Why JP Morgan Always Beats (JPM)

JP Morgan (NYSE:JPM) turned in a very solid second quarter earnings report this morning. Revenue was $2 billion better than expected, at $27.4 billion. And earnings were $0.06 better than expected, at $1.27 a share. This was the 11th consecutive quarter that JP Morgan has beaten.

You’d think analysts would be able to adjust their estimates to account for the consistent out-performance at JP Morgan. And truth be told, they probably are. But there are so many little things the company can do to get its quarterly numbers that analysts have little chance of nailing it.

For one, there’s JP Morgan’s stock repurchase plan. It bought back $3.5 billion in stock last quarter. Stock buybacks lower the number of shares outstanding and hence therefore raise earnings per share (EPS). But since analysts have no way to be sure of the size of the buyback until the quarter is over, they must essentially guess at the number of shares outstanding.

There are other variables, too, like loan loss reserves, litigation expenses (and there have been a lot of them), and even an obscure U.K. tax on bonuses paid to employees. Really, the analysts don’t have a chance…

J.P. Morgan can beat earnings at will. Much more significant is how the company does on revenues. Coming in $2 billion (10%) above estimates is very good, and can’t be achieved by shuffling figures around.

Last quarter, JP Morgan beat, but the weaker peers Bank of America (NYSE:BAC) and Citi (NYSE:C) turned in pretty poor reports. Don’t be surprised if that happens again.

The struggles facing the financials in the last quarter have been well-documented.

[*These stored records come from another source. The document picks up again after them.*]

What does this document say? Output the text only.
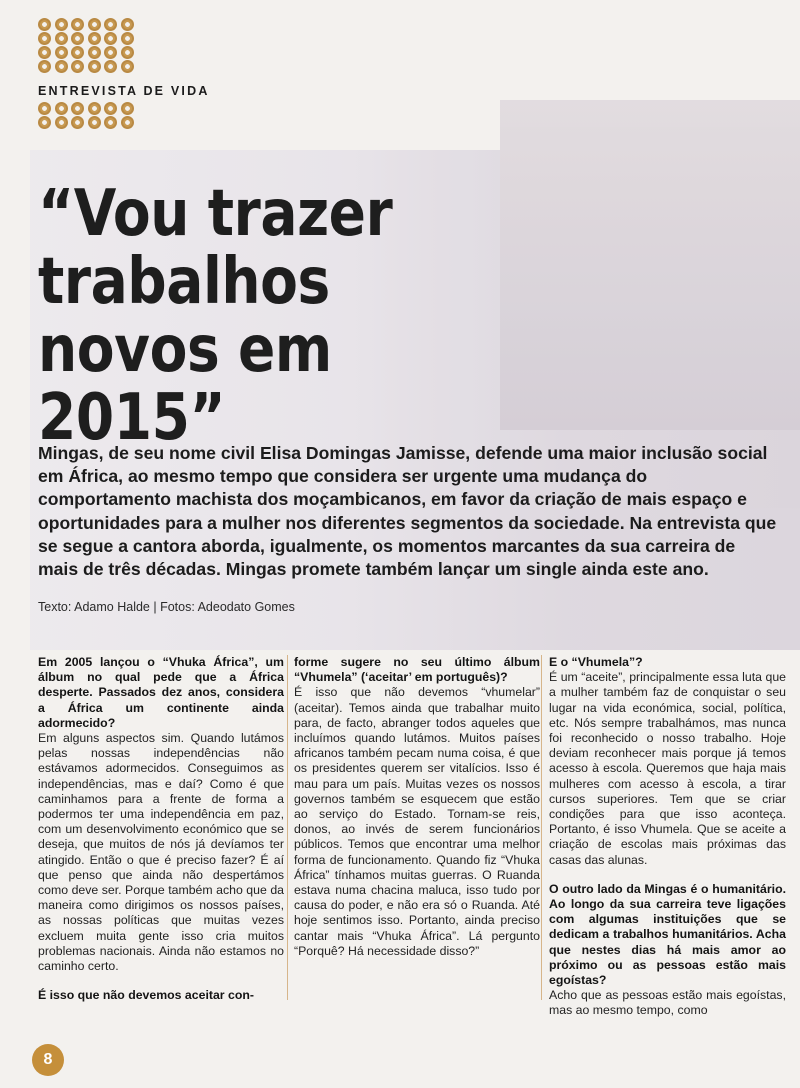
ENTREVISTA DE VIDA
“Vou trazer trabalhos novos em 2015”

Mingas, de seu nome civil Elisa Domingas Jamisse, defende uma maior inclusão social em África, ao mesmo tempo que considera ser urgente uma mudança do comportamento machista dos moçambicanos, em favor da criação de mais espaço e oportunidades para a mulher nos diferentes segmentos da sociedade. Na entrevista que se segue a cantora aborda, igualmente, os momentos marcantes da sua carreira de mais de três décadas. Mingas promete também lançar um single ainda este ano.

Texto: Adamo Halde | Fotos: Adeodato Gomes

Em 2005 lançou o “Vhuka África”, um álbum no qual pede que a África desperte. Passados dez anos, considera a África um continente ainda adormecido?

Em alguns aspectos sim. Quando lutámos pelas nossas independências não estávamos adormecidos. Conseguimos as independências, mas e daí? Como é que caminhamos para a frente de forma a podermos ter uma independência em paz, com um desenvolvimento económico que se deseja, que muitos de nós já devíamos ter atingido. Então o que é preciso fazer? É aí que penso que ainda não despertámos como deve ser. Porque também acho que da maneira como dirigimos os nossos países, as nossas políticas que muitas vezes excluem muita gente isso cria muitos problemas nacionais. Ainda não estamos no caminho certo.

É isso que não devemos aceitar con-

forme sugere no seu último álbum “Vhumela” (‘aceitar’ em português)?

É isso que não devemos “vhumelar” (aceitar). Temos ainda que trabalhar muito para, de facto, abranger todos aqueles que incluímos quando lutámos. Muitos países africanos também pecam numa coisa, é que os presidentes querem ser vitalícios. Isso é mau para um país. Muitas vezes os nossos governos também se esquecem que estão ao serviço do Estado. Tornam-se reis, donos, ao invés de serem funcionários públicos. Temos que encontrar uma melhor forma de funcionamento. Quando fiz “Vhuka África” tínhamos muitas guerras. O Ruanda estava numa chacina maluca, isso tudo por causa do poder, e não era só o Ruanda. Até hoje sentimos isso. Portanto, ainda preciso cantar mais “Vhuka África”. Lá pergunto “Porquê? Há necessidade disso?”

E o “Vhumela”?

É um “aceite”, principalmente essa luta que a mulher também faz de conquistar o seu lugar na vida económica, social, política, etc. Nós sempre trabalhámos, mas nunca foi reconhecido o nosso trabalho. Hoje deviam reconhecer mais porque já temos acesso à escola. Queremos que haja mais mulheres com acesso à escola, a tirar cursos superiores. Tem que se criar condições para que isso aconteça. Portanto, é isso Vhumela. Que se aceite a criação de escolas mais próximas das casas das alunas.

O outro lado da Mingas é o humanitário. Ao longo da sua carreira teve ligações com algumas instituições que se dedicam a trabalhos humanitários. Acha que nestes dias há mais amor ao próximo ou as pessoas estão mais egoístas?

Acho que as pessoas estão mais egoístas, mas ao mesmo tempo, como

8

There are ongoing mortgage litigation costs (including settlements), declines in trading revenues from falling commodity prices, falling interest rates that affect fixed income trading, exposure to European banks, weak loan growth and so on.

JP Morgan has proven (again) that it is better equipped to handle adversity than most any other bank, and that probably now includes Goldman Sachs (NYSE:GS).

Ratings agency Moody’s has officially placed the U.S. credit rating on review. There have been warnings that the U.S. could suffer a downgrade, but it’s the first time the rating has been under review since 1995.

I expect you’re well aware that the immediate catalyst for Moody’s review is the imminent maxing out of the U.S. debt ceiling. Treasury Secretary Geithner has said that we essentially run out of money on August 2.

It’s appalling that Congress and the administration haven’t passed a budget for this year yet. It’s July, fer cryin out loud. I’m not naïve enough to think it should be easy, but it is needed, as Moody’s actions prove.

I am not taking sides as to which side has the correct idea in mind about dealing with our budget deficit and outstanding debt. But I will say that the American people are not being realistic. On the one hand, most polls show that Americans oppose any tax increase (unless it’s on the wealthy). On the other, Americans also oppose any cuts to Medicare or social security.

It should be obvious to anyone that we can’t have it both ways. Future liabilities for Medicare and social security are unfunded, as in "there’s no money for them."

There are only a few options here. If you want to maintain spending, then you have to take in more money. Sure, some extra spending cash could be pulled from other areas, like defense, perhaps. But to spend more, you have to take in more. That means taxes.

I want to be clear that I am not advocating higher taxes. It’s just that Americans as a group seem to think you can get more out than you put in and it just doesn’t work that way. There is no free lunch, someone has to foot the bill. It’s past time for some realistic debate on this topic.

Finally, Google (Nasdaq:GOOG) reports after the bell today. Good results will spark a strong rally for the Nasdaq. That may seem obvious, but because Google is so diversified, it is a true bell-weather.